The Sons of Union Veterans are mentioned seven times in this recent book, with only this tiny reference to women:  a “squabble” taking place with the men – which was more like thievery. The author brushed over it without getting into detail – heck, what’s 33 years of one woman’s devotion to a project. Just women, merely squabbling. In this contemporary book of Civil War history written by a man, women are insignificant pronouns who squabble and men get all the glory.

That’s how women get erased in history.

R.I.P. Celeste

This interview of Celeste at age 90 appeared in The Feminine Side section of Wilmington’s The Morning News. I’m sure they meant well, making fun of an old woman, the last of the Civil War generations, how quaint.  The story is disrespectful, and it contains a fundamentally incorrect fact — Pierre did not fight in Appomattox, Appomattox is the name of the Auxiliary Celeste belonged to. And perhaps she didn’t like Nixon but was being loyal to the party  by saying she didn’t want to cause any harm by saying anything negative. But whatever. This was during the Vietnam War. The Associated Press syndicated the feature, and it was picked up all over the country, a little abridgment used as a filler on the society and wedding announcement pages, killing her, and then continuing to rub it in after she died. Rubbing, rubbing, rubbing, until she was completely erased.
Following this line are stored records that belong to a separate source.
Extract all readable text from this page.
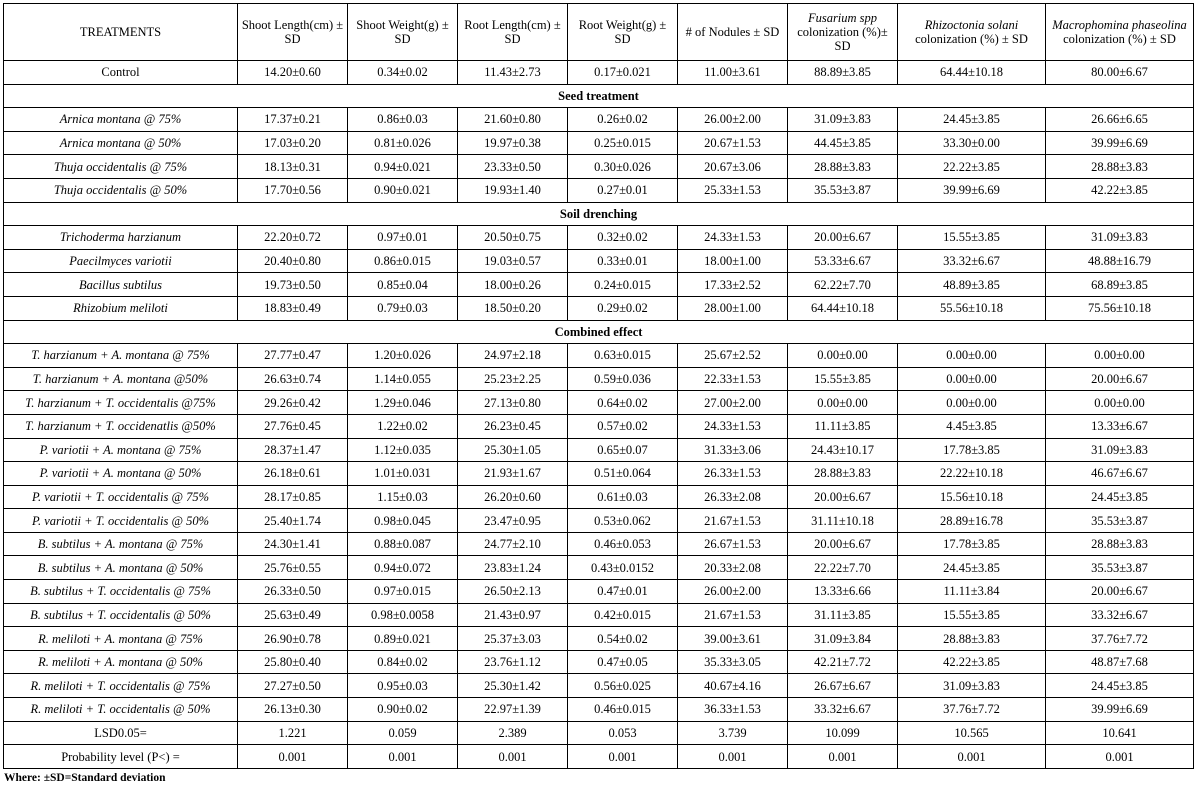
TREATMENTS	Shoot Length(cm) ± SD	Shoot Weight(g) ± SD	Root Length(cm) ± SD	Root Weight(g) ± SD	# of Nodules ± SD	Fusarium spp colonization (%)± SD	Rhizoctonia solani colonization (%) ± SD	Macrophomina phaseolina colonization (%) ± SD
Control	14.20±0.60	0.34±0.02	11.43±2.73	0.17±0.021	11.00±3.61	88.89±3.85	64.44±10.18	80.00±6.67
Seed treatment								
Arnica montana @ 75%	17.37±0.21	0.86±0.03	21.60±0.80	0.26±0.02	26.00±2.00	31.09±3.83	24.45±3.85	26.66±6.65
Arnica montana @ 50%	17.03±0.20	0.81±0.026	19.97±0.38	0.25±0.015	20.67±1.53	44.45±3.85	33.30±0.00	39.99±6.69
Thuja occidentalis @ 75%	18.13±0.31	0.94±0.021	23.33±0.50	0.30±0.026	20.67±3.06	28.88±3.83	22.22±3.85	28.88±3.83
Thuja occidentalis @ 50%	17.70±0.56	0.90±0.021	19.93±1.40	0.27±0.01	25.33±1.53	35.53±3.87	39.99±6.69	42.22±3.85
Soil drenching								
Trichoderma harzianum	22.20±0.72	0.97±0.01	20.50±0.75	0.32±0.02	24.33±1.53	20.00±6.67	15.55±3.85	31.09±3.83
Paecilmyces variotii	20.40±0.80	0.86±0.015	19.03±0.57	0.33±0.01	18.00±1.00	53.33±6.67	33.32±6.67	48.88±16.79
Bacillus subtilus	19.73±0.50	0.85±0.04	18.00±0.26	0.24±0.015	17.33±2.52	62.22±7.70	48.89±3.85	68.89±3.85
Rhizobium meliloti	18.83±0.49	0.79±0.03	18.50±0.20	0.29±0.02	28.00±1.00	64.44±10.18	55.56±10.18	75.56±10.18
Combined effect								
T. harzianum + A. montana @ 75%	27.77±0.47	1.20±0.026	24.97±2.18	0.63±0.015	25.67±2.52	0.00±0.00	0.00±0.00	0.00±0.00
T. harzianum + A. montana @50%	26.63±0.74	1.14±0.055	25.23±2.25	0.59±0.036	22.33±1.53	15.55±3.85	0.00±0.00	20.00±6.67
T. harzianum + T. occidentalis @75%	29.26±0.42	1.29±0.046	27.13±0.80	0.64±0.02	27.00±2.00	0.00±0.00	0.00±0.00	0.00±0.00
T. harzianum + T. occidenatlis @50%	27.76±0.45	1.22±0.02	26.23±0.45	0.57±0.02	24.33±1.53	11.11±3.85	4.45±3.85	13.33±6.67
P. variotii + A. montana @ 75%	28.37±1.47	1.12±0.035	25.30±1.05	0.65±0.07	31.33±3.06	24.43±10.17	17.78±3.85	31.09±3.83
P. variotii + A. montana @ 50%	26.18±0.61	1.01±0.031	21.93±1.67	0.51±0.064	26.33±1.53	28.88±3.83	22.22±10.18	46.67±6.67
P. variotii + T. occidentalis @ 75%	28.17±0.85	1.15±0.03	26.20±0.60	0.61±0.03	26.33±2.08	20.00±6.67	15.56±10.18	24.45±3.85
P. variotii + T. occidentalis @ 50%	25.40±1.74	0.98±0.045	23.47±0.95	0.53±0.062	21.67±1.53	31.11±10.18	28.89±16.78	35.53±3.87
B. subtilus + A. montana @ 75%	24.30±1.41	0.88±0.087	24.77±2.10	0.46±0.053	26.67±1.53	20.00±6.67	17.78±3.85	28.88±3.83
B. subtilus + A. montana @ 50%	25.76±0.55	0.94±0.072	23.83±1.24	0.43±0.0152	20.33±2.08	22.22±7.70	24.45±3.85	35.53±3.87
B. subtilus + T. occidentalis @ 75%	26.33±0.50	0.97±0.015	26.50±2.13	0.47±0.01	26.00±2.00	13.33±6.66	11.11±3.84	20.00±6.67
B. subtilus + T. occidentalis @ 50%	25.63±0.49	0.98±0.0058	21.43±0.97	0.42±0.015	21.67±1.53	31.11±3.85	15.55±3.85	33.32±6.67
R. meliloti + A. montana @ 75%	26.90±0.78	0.89±0.021	25.37±3.03	0.54±0.02	39.00±3.61	31.09±3.84	28.88±3.83	37.76±7.72
R. meliloti + A. montana @ 50%	25.80±0.40	0.84±0.02	23.76±1.12	0.47±0.05	35.33±3.05	42.21±7.72	42.22±3.85	48.87±7.68
R. meliloti + T. occidentalis @ 75%	27.27±0.50	0.95±0.03	25.30±1.42	0.56±0.025	40.67±4.16	26.67±6.67	31.09±3.83	24.45±3.85
R. meliloti + T. occidentalis @ 50%	26.13±0.30	0.90±0.02	22.97±1.39	0.46±0.015	36.33±1.53	33.32±6.67	37.76±7.72	39.99±6.69
LSD0.05=	1.221	0.059	2.389	0.053	3.739	10.099	10.565	10.641
Probability level (P<) =	0.001	0.001	0.001	0.001	0.001	0.001	0.001	0.001
Where: ±SD=Standard deviation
Half of Celeste’s obituary was about her father.

The Morning News, Wilmington, Delaware, Tuesday, May 26, 1970 (The Feminine Side section)

The Morning News, Wilmington, Delaware, Tuesday, February 23, 1971

In stark contrast to Celeste’s old-age interview in the press is the interview of her father, Pierre Gentieu at age 87:

Put Rebel Flag in Museum Says Vet

A photocomposition of the Albert Woolson statue at Gettysburg, pointing to a plaque with Celeste’s name. I’m holding a photo of Celeste, who was a champion trapshooter.

*Pantheon Nadar, 1854, France, click photo to see the women on the pedestal.

Pantheon Nadar

** The 2019 Appomattox Camp #2 Sons of Union Veterans use individual Civil War veterans for ceremonies without asking permission from the family. They are men in the twenty-first century invading and appropriating sacred ancestor space as if these men, in the name of the former Grand Army of the Republic, have some claim to Civil War veterans and their graves. Written in the Appomattox Camp #2’s 2018 press release for one such ceremony:  “The Sons of Veterans are the legal successor to the Grand Army of the Republic (GAR) and were granted receivership of all GAR dedicated soldier burial plots in Wilmington.” However, the GAR never owned burial plots, so apparently the 2019 SUVCW is attempting to rewrite history, taking Civil War veterans and their legacies and shaping them for their own selfish purposes.

The Appomattox Camp #2 Sons of Union Veterans ignored my long email dated June 20 expressing my serious concerns. That’s how respectful they are of my great great grandfather, who they used in their ceremony this year. They should have asked permission. Asking permission would mean they’d have to pay some respect. To a woman, no less.